In the second act, everything is turned upside down. The wife of the slain giant is rampaging the land. She stomps through the baker's village, destroying everyone's homes. Red Riding Hood arrives shortly thereafter to announce that her mother was killed when her house blew down. The witch, now having no powers to defend herself, must join up with them to search the forest and stop the giant. Jack, too, sets off as he feels responsible for the onset of terror. Cinderella, who has found contentment with the prince, sneaks out in her peasent clothes to see what she can do to help. And so, all of our characters are once again out in the woods.
Soon they split up, and begin to die violently. Rapunzel is crushed by the giantess (after she runs towards her hysterically, because she thinks the giantess has killed her prince). Jack's mother is killed by a blow to the head from the royal Steward, who is attempting to quiet her hysterics. Eventually the royal family (Cinderella's father, stepmother and sisters and the steward), Riding Hood, Jack, the Witch, the Baker and his Wife cluster together for safety. The royal family leaves, claiming to know a far away kingdom to escape to, and are consequently crushed. Meanwhile the two Princes, who seemingly should be working to save everyone, are instead singing of two new women who they wish to pursue, Snow White and the Sleeping Beauty.
As the survivors count their options, they decide to split up. The baker's wife goes off alone and encounters Cinderella's prince, with whom she has a sexual liaison. As he leaves her shortly after, she is crushed to death by a falling tree knocked astray by the giantess. Everyone reconvenes and as it is revealed that everyone's loved one (Rapunzel to the witch, Jack's mother, Red Riding Hood's mother, Cinderella's entire family and husband, and the Baker's wife) is dead, a fight ensues trying to place blame. Eventually they decide that the witch is to blame because she raised the beans that grew the stalk to the giant's world. The witch, who essentially has been the only character of pure intent throughout the ordeal, cannot stand the madness and kills herself.
With only Jack, Red, Cinderella and the Baker (and child) left alive, they concoct a scheme to slay the giant using things they have learned in their journey. Cinderella spreads pitch on the ground to make the giant stick (like she did on the stairs at the ball); Jack waits in a tree with a club (like he did to kill the giant's husband); Red Riding Hood uses herself as bait (much as she did to rescue her grandmother from the wolf); and the Baker stands by with his child, knowing no woman could ever kill a baby. Cinderella calls to her bird friends, who peck out the giant woman's eyes, and Jack slays her.
In the end they resolve to make a new life with no more violence and selfishness, and are visited by the ghostly memories of their loved ones.
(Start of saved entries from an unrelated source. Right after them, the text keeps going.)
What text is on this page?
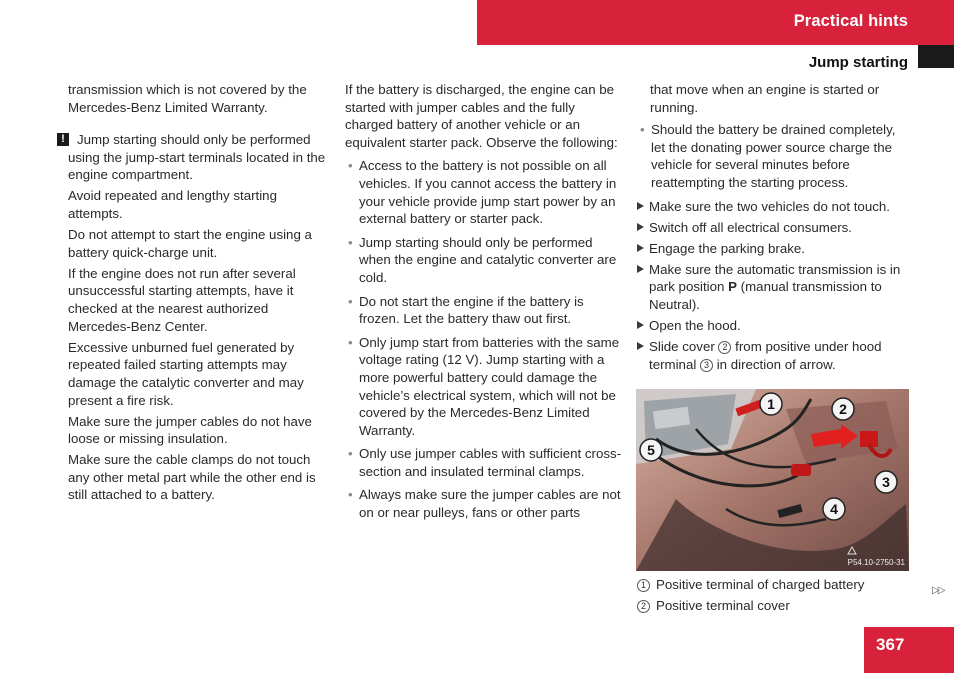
Practical hints
Jump starting
transmission which is not covered by the Mercedes-Benz Limited Warranty.
! Jump starting should only be performed using the jump-start terminals located in the engine compartment.
Avoid repeated and lengthy starting attempts.
Do not attempt to start the engine using a battery quick-charge unit.
If the engine does not run after several unsuccessful starting attempts, have it checked at the nearest authorized Mercedes-Benz Center.
Excessive unburned fuel generated by repeated failed starting attempts may damage the catalytic converter and may present a fire risk.
Make sure the jumper cables do not have loose or missing insulation.
Make sure the cable clamps do not touch any other metal part while the other end is still attached to a battery.
If the battery is discharged, the engine can be started with jumper cables and the fully charged battery of another vehicle or an equivalent starter pack. Observe the following:
• Access to the battery is not possible on all vehicles. If you cannot access the battery in your vehicle provide jump start power by an external battery or starter pack.
• Jump starting should only be performed when the engine and catalytic converter are cold.
• Do not start the engine if the battery is frozen. Let the battery thaw out first.
• Only jump start from batteries with the same voltage rating (12 V). Jump starting with a more powerful battery could damage the vehicle’s electrical system, which will not be covered by the Mercedes-Benz Limited Warranty.
• Only use jumper cables with sufficient cross-section and insulated terminal clamps.
• Always make sure the jumper cables are not on or near pulleys, fans or other parts
that move when an engine is started or running.
• Should the battery be drained completely, let the donating power source charge the vehicle for several minutes before reattempting the starting process.
Make sure the two vehicles do not touch.
Switch off all electrical consumers.
Engage the parking brake.
Make sure the automatic transmission is in park position P (manual transmission to Neutral).
Open the hood.
Slide cover 2 from positive under hood terminal 3 in direction of arrow.
1	2
3
4
5
P54.10-2750-31
1 Positive terminal of charged battery
2 Positive terminal cover
▷▷
367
It seems a bittersweet but happy ending as it appears everyone has learned their lesson until, just a second after the very last note of the last song is sung, Cinderella steps away from the ensemble and sings, "I Wish!" and the lights go down, indicating that perhaps human beings will never learn their lesson after all.
Into the Woods opened on Broadway at the Martin Beck Theatre on November 5, 1987. It starred Bernadette Peters, Joanna Gleason, Chip Zein, Kim Crosby, Ben Wright, Danielle Ferland, and Robert Westenberg. The original production won the 1988 Drama Critic's Circle Award and the Drama Desk Award for Best Musical, and the Original Cast Recording won a Grammy Award.
The show was revived on Broadway in 2001 with an unknown cast, excepting singer Vanessa Williams as the witch. The plot was retooled, with a subplot added involving The Three Little Pigs[?]. Critics were kind to the show, but loyal fans put it down, stressing that the important adult messages of the original production were now undermined with a seeming sense of flippancy.